Peptide new economy refers to the economic form led by the emerging peptide technology industry, which is different from the traditional peptide industry in the past and driven by the revolution of omics technology and bioinformation technology under the background of globalization. It includes new technologies, new industries, new formats and new models, so as to achieve new development and new breakthroughs in the peptide industry.
Peptide is a compound formed by linking α-amino acids with peptide bonds, and its molecular weight is generally below 10 kDa. Generally speaking, peptides consisting of less than 10 amino acids are called oligopeptides, and peptides consisting of 10-100 amino acids are called peptides, which have no clear boundary with proteins.
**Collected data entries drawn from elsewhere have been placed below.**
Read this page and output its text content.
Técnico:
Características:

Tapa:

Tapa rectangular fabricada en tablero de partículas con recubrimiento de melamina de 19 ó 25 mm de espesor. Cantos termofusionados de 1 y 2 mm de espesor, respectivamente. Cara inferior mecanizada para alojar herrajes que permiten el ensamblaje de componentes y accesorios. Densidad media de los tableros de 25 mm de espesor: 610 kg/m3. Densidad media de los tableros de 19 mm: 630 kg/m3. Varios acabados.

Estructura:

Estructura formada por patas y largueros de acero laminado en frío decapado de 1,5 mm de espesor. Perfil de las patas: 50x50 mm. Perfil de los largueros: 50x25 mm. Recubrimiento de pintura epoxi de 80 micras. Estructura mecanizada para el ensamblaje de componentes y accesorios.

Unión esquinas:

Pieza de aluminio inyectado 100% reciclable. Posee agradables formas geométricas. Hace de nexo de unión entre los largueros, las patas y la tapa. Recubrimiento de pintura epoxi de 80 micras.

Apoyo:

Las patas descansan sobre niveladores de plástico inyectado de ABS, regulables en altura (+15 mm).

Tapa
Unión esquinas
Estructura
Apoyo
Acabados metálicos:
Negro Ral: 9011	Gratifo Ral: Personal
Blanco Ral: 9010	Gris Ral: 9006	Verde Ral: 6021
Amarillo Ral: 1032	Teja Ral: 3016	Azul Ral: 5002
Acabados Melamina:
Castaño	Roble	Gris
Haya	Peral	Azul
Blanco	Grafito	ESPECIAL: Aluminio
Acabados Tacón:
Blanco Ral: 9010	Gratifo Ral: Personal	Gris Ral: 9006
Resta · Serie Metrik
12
According to the revision of BPCIA (Biologics Price Competition and Innovation Act of 2009) by FCA (Further Consolidated Appropriations Act, 2020), FDA interprets the term "protein" as "any alpha protein with a well-defined sequence and greater than 40 amino acids -Amino acid polymer” belongs to the biological product license application (BLA), and the development of peptide drugs less than or equal to 40 amino acids can still refer to the regulatory requirements of small molecules. So small molecular weight proteins and peptides have some conceptual overlap.
When it comes to peptides, we have to start with proteins. Protein is the material basis of life, and polypeptide is an essential component of protein. Proteins are divided into two categories: "globular proteins" and "fibrous proteins". The former are mostly water-soluble and active, such as enzymes, antibodies, transport proteins, protein hormones, and interstitial nerves; the latter are mostly fibrinogen. , myosin, keratin, collagen, etc. Therefore, polypeptides are the constituent fragments and active sites of enzymes, antibodies, and protein hormones, and can be developed into a variety of drugs with the same or even better efficacy. For example, insulin is a hormone, which was developed into the first human polypeptide drug, which completely changed the management of diabetic patients, which has a history of 101 years.
There is no uniform standard for the classification of peptides, and they can be divided into "endogenous bioactive peptides" and "exogenous bioactive peptides" according to their secretion sites. Endogenous bioactive peptides are the natural bioactive peptides that exist in the human body, with very little content but strong effects. At present, nearly 8,000 species have been discovered; exogenous bioactive peptides are widely found in animals (except humans), plants, Natural bioactive peptides in microorganisms and bioactive peptides produced after protein degradation.